Whatever the case may be, China and US both want to avert confrontation that develops when emerging and established powers meet, and develop ties on the basis of win-win scenarios. This requires constant communication and engagement.

While the Russian aggressiveness in Europe is clearly worrisome, according to Kissinger, it’s China that has the size and the economic wherewithal to challenge US. Moreover, this challenge does not appear to be a military one but perhaps more of an economic one, as was visible recently in Europe. China seems to be speeding up its Pivot to Europe based on building business ties and trade. President Xi Jinping completed his 11-day trip to Europe on April 1. “The relationship between China and the EU has become one of the most important financial relationships in the world,” Xi stated. During his trip to Europe, China sealed 50 deals with the total value of 18 billion Euros ($25 billion). It’s not clear at this point if China in the long run will adopt an approach similar to the present Trans Pacific Partnership (TPP) negotiations, but it could certainly develop leverage over Europe.
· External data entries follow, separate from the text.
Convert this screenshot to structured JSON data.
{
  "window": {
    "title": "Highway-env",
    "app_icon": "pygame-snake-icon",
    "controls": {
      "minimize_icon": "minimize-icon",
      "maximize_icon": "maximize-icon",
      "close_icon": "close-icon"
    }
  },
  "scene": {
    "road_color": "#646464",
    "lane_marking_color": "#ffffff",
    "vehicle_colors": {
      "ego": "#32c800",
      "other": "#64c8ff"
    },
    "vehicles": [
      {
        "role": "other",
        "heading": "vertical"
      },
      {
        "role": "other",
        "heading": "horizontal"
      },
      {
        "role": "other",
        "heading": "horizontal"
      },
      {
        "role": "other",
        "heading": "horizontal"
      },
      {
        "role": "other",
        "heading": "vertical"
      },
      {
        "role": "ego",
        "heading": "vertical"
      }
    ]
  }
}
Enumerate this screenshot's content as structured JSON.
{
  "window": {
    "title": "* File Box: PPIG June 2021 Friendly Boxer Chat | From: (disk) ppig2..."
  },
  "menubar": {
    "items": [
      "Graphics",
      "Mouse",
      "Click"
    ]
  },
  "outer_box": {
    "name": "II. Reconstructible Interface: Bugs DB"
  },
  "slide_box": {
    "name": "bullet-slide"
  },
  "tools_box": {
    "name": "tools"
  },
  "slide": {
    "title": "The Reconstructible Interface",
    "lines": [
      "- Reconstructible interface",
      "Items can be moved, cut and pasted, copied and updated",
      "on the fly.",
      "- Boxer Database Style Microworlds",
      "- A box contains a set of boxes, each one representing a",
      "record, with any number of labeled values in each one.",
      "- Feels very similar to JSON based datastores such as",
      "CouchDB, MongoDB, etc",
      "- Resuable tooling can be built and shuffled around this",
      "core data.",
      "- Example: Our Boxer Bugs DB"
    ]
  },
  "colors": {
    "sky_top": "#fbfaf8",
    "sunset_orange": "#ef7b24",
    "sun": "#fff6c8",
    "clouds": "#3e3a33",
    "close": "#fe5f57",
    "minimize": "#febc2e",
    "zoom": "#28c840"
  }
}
While Geopolitics may be transforming into Geo-economics, without inclusiveness, it just becomes another weapon to use against potential adversaries. When asked about what would Kissinger advice the Chinese and the US in the present circumstances. He stated that he would tell China to not let the military issues overhang in their ties, while he will tell US not to get involved in military provocations, exercises in the region, or develop bases.

In addition to China, US has another strong reason to focus on Asia. Writing for Carnegie Endowment for International Peace, senior associate Muthiah Alagappa, recently provided the following incentive for why US should develop strategic ties with Malaysia:

“In terms of its size and regional importance, Malaysia may be a small potato in comparison with neighboring Indonesia, but it is growing in both categories. It is an influential member of the Association of Southeast Asian Nations (ASEAN) and the Organization of the Islamic Conference, a 56-state body promoting Muslim solidarity in economic, social, and political matters. It is also a successful, moderately Islamic, multicultural developing country.”

PoliTact has referred to this part of the equation in the past. As the US perception deteriorates in the Middle East and South Asia, Russia and China appear to be in a position to exploit, and Muslim nations of the Asia Pacific provide a good counterbalance.